New York State returned over $35 million in stolen wages to nearly 36,000 workers throughout the state in 2018 — part of an effort by the state to curb employers from unlawfully withholding wages from employees, according to Gov. Andrew Cuomo’s office.

State lawmakers haven’t even introduced legislation to legalize recreational marijuana, but a California company is already fielding a plan for a $200 million pot-growing farm on part of Buffalo’s waterfront.

New York City Mayor Bill de Blasio appears to finally have found a friend in the Trump administration — federal housing chief Ben Carson.

De Blasio, who’s positioning himself as a national progressive leader, came up with a new rationale for supporting the nearly $3 billion in subsidies to lure Amazon to Long Island City: It’ll help pay for his $100 million expansion of health care to the needy.

Weekend Unlimited Inc. said that a New York City event celebrating Cuomo’s pledge to work for the legalization of recreational marijuana featured a DJ set by the rapper Snoop Dogg.

The New York City Hospitality Alliance, a trade group opposing a further increase proposed for tipped workers, said 47 percent of full-service restaurants that responded are planning to eliminate jobs this year because of the state-mandated wage increase. That is a jump from 36 percent in the previous year’s survey.

Insurance companies used to be able to consider New York state drivers’ occupation and level of education when setting auto insurance rates. No longer.

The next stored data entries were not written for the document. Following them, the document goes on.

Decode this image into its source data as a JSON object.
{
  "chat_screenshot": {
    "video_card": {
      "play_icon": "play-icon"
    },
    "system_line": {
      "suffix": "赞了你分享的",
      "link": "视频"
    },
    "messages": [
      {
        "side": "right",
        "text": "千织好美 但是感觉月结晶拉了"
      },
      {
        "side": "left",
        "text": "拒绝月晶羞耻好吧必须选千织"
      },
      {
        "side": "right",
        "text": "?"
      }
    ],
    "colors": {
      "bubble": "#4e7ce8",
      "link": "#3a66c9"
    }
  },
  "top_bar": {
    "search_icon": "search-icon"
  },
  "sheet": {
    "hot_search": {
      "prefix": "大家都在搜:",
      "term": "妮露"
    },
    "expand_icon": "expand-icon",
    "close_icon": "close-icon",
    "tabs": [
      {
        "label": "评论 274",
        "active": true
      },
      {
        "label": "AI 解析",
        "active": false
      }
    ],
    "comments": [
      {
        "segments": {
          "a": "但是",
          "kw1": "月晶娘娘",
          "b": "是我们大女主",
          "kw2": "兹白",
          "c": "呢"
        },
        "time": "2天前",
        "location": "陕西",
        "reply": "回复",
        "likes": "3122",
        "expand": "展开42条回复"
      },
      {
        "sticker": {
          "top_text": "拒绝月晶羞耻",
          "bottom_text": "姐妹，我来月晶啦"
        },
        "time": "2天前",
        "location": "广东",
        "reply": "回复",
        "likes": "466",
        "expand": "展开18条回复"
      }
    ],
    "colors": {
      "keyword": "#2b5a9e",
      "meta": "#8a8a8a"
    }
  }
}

A state ethics panel rebuked a Bronx judge who urged a cop to “let it slide” after she rear-ended a police van.

The U.S. Episcopal Church, responding to the Albany bishop’s continued ban on gay marriage despite national approval, has issued a “Partial Restriction on Ministry” prohibiting him from penalizing anyone for participating in same-sex rites while his conduct is further examined by the church.